Handicapping Your Dream School Odds

Mr. Chemist

  • 760 GMAT (Q47, V47)
  • 3.5 GPA
  • Undergraduate degree in chemistry from the University of Oregon
  • Work experience includes three years as an R&D chemist for a chemical manufacturer, supervising and training more than 25 full-time plant operators; recently promoted to a hybrid business development/R&D role
  • Extracurricular involvement as an undergraduate research fellow in an academic research lab (research published); president of the ACS chemistry club, and played drums in a band (many house parties rocked!). Now volunteer for Children’s Cancer Society in their chemo pal program, working on publishing another research paper, and still play in the band.
  • Goal: To work in big pharma or biotech and help companies become/remain efficient and profitable.  Marketing, international business, and supply chain management are all possible areas of focus.  I’m interested in gaining a strong background in business to go with my technical experience that will allow me access to the world of pharma/biotech business.
  • 27-year-old white male

Odds of Success:

Berkeley: 60+%

Stanford: 30%

UCLA: 60+%

MIT: 60+%

Harvard: 40+%

Sandy’s Analysis: You’re the kind of kid from Oregon that HBS and Stanford likes, and I don’t mean the grunge (just guessing) house parties. I mean the chemistry major and the 760. And the escalating responsibilities in a solid but non-brand name company.  You could be the Kurt Cobain of the class, minus, we hope the addictions and suicide.

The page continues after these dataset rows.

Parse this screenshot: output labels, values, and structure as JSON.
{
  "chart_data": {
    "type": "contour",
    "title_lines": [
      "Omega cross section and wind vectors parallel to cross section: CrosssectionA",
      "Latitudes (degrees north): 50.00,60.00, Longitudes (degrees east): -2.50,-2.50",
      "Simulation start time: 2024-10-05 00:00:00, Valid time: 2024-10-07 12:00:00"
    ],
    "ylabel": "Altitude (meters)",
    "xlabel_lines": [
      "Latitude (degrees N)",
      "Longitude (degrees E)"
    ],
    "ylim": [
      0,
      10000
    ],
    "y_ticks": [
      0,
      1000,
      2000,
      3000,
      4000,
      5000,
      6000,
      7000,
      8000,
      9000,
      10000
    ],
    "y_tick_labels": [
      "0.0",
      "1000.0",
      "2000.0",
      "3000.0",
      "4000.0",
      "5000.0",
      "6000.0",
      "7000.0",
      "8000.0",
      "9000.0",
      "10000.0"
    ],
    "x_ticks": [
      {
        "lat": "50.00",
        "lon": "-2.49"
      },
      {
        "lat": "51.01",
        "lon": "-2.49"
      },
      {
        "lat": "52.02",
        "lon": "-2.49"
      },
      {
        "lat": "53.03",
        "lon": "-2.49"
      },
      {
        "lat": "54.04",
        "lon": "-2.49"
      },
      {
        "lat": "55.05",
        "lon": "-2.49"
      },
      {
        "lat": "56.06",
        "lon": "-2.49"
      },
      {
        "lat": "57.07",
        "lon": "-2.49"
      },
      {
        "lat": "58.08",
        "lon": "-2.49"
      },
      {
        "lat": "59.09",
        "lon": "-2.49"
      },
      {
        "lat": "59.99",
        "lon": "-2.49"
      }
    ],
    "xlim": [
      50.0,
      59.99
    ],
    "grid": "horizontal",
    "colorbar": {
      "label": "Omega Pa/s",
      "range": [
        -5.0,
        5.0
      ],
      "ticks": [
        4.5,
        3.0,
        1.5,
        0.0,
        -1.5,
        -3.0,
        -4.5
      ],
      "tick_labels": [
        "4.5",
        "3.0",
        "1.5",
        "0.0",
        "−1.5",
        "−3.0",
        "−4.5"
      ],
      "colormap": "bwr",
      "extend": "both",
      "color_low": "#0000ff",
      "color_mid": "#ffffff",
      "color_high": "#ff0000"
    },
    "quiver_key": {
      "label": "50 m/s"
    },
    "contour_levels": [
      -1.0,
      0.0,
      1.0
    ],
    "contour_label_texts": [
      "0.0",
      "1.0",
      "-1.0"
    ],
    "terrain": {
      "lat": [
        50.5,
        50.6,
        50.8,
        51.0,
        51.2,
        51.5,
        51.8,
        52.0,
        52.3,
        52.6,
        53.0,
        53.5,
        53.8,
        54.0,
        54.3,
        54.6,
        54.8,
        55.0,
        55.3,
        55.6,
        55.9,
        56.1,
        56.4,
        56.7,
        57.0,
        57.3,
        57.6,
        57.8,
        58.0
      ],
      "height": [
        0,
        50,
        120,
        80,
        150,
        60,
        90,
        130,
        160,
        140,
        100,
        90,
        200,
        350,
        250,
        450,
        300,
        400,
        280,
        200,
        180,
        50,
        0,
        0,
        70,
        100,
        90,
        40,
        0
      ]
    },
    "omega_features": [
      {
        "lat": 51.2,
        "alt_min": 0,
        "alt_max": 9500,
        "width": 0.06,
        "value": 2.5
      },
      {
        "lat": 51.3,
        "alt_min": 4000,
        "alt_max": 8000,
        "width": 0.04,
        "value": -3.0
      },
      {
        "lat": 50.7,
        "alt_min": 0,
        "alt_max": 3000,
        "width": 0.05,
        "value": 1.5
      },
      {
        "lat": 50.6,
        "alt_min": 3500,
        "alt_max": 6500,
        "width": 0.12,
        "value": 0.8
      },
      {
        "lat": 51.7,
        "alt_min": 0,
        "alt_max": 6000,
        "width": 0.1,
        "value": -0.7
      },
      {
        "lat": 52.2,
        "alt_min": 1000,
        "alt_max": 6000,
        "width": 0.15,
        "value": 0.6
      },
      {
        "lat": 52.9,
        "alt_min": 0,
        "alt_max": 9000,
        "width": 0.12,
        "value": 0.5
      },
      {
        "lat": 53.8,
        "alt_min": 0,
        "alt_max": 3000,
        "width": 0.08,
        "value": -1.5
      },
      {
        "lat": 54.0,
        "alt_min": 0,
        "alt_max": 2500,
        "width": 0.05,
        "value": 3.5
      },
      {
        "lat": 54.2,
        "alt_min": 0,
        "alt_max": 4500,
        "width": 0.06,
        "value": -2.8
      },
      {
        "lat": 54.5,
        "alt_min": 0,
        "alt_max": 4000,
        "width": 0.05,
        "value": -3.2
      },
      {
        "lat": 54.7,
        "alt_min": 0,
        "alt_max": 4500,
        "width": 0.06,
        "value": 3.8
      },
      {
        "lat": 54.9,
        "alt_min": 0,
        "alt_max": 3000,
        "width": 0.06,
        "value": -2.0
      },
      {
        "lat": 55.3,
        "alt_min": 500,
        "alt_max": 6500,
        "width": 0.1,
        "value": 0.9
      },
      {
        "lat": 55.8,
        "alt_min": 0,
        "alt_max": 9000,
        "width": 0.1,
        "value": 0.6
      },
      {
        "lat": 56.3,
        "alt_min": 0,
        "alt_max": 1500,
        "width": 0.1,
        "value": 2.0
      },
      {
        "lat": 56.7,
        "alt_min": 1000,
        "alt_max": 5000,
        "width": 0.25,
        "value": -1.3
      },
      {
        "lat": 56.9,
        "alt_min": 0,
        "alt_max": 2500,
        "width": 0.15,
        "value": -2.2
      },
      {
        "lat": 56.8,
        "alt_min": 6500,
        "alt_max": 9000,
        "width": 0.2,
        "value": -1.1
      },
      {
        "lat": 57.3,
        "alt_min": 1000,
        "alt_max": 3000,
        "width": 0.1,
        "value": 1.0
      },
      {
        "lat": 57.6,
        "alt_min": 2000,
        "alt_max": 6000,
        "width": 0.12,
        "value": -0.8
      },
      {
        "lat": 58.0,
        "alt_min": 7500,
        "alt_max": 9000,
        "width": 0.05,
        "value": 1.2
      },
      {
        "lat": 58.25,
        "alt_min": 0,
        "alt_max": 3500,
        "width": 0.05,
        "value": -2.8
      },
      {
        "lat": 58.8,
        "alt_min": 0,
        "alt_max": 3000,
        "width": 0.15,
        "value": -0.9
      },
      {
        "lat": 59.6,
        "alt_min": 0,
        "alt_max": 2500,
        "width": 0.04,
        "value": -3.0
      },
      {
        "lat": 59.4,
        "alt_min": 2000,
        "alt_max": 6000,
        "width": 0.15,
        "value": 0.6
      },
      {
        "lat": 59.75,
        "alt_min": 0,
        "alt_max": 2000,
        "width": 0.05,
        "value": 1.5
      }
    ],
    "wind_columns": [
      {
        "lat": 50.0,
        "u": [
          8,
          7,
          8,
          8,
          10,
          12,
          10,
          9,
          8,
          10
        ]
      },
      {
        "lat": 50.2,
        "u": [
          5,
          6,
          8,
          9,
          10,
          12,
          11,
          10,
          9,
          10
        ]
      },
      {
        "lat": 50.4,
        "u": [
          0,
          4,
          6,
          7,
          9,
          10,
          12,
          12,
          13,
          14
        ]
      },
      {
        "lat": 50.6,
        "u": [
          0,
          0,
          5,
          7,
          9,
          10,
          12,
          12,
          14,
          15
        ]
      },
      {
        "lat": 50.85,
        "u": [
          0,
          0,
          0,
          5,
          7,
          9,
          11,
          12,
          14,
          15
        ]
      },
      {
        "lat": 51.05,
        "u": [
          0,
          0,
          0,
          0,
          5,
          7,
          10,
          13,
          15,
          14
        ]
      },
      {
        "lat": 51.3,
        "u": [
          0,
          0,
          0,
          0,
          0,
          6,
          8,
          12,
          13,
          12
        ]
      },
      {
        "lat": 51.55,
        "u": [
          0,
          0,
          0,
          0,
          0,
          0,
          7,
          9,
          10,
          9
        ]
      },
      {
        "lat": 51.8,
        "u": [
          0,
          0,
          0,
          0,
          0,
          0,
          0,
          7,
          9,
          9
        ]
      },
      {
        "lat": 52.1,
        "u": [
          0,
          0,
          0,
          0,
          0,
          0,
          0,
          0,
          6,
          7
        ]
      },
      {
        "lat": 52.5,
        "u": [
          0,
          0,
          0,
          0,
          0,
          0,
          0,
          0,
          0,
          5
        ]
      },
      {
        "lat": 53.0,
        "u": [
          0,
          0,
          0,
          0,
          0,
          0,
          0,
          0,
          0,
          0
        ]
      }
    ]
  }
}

Dee Leopold at HBS loves stories like this—science background, real business experience, Jumbo GMAT, and some vague sense that you want to do Biotech–and your extras, which are above normal, are an added plus. Smells Like HBS Spirit.

“I supervise/train over 25 full-time plant operators.  Recently promoted to hybrid business development/R&D role.  Now do lots of travel for business development, and procurement (China).” BINGO, that is totally on the mark, and sure sounds like a future biotech leader.

Just the chorus here: Kids like you get into and dinged at HBS and Stanford depending on execution, recommendations, luck, and not blowing the (HBS) interview. All that said, you are on the glide path. Certainly at HBS.

At Stanford, you will need to figure out some pattern in this story for their What Matters Most Essay, but I predict that will not be hard. MIT takes anyone with a 760 GMAT and a pulse who is not on a terrorist watch list, and they have been known to waive the pulse part.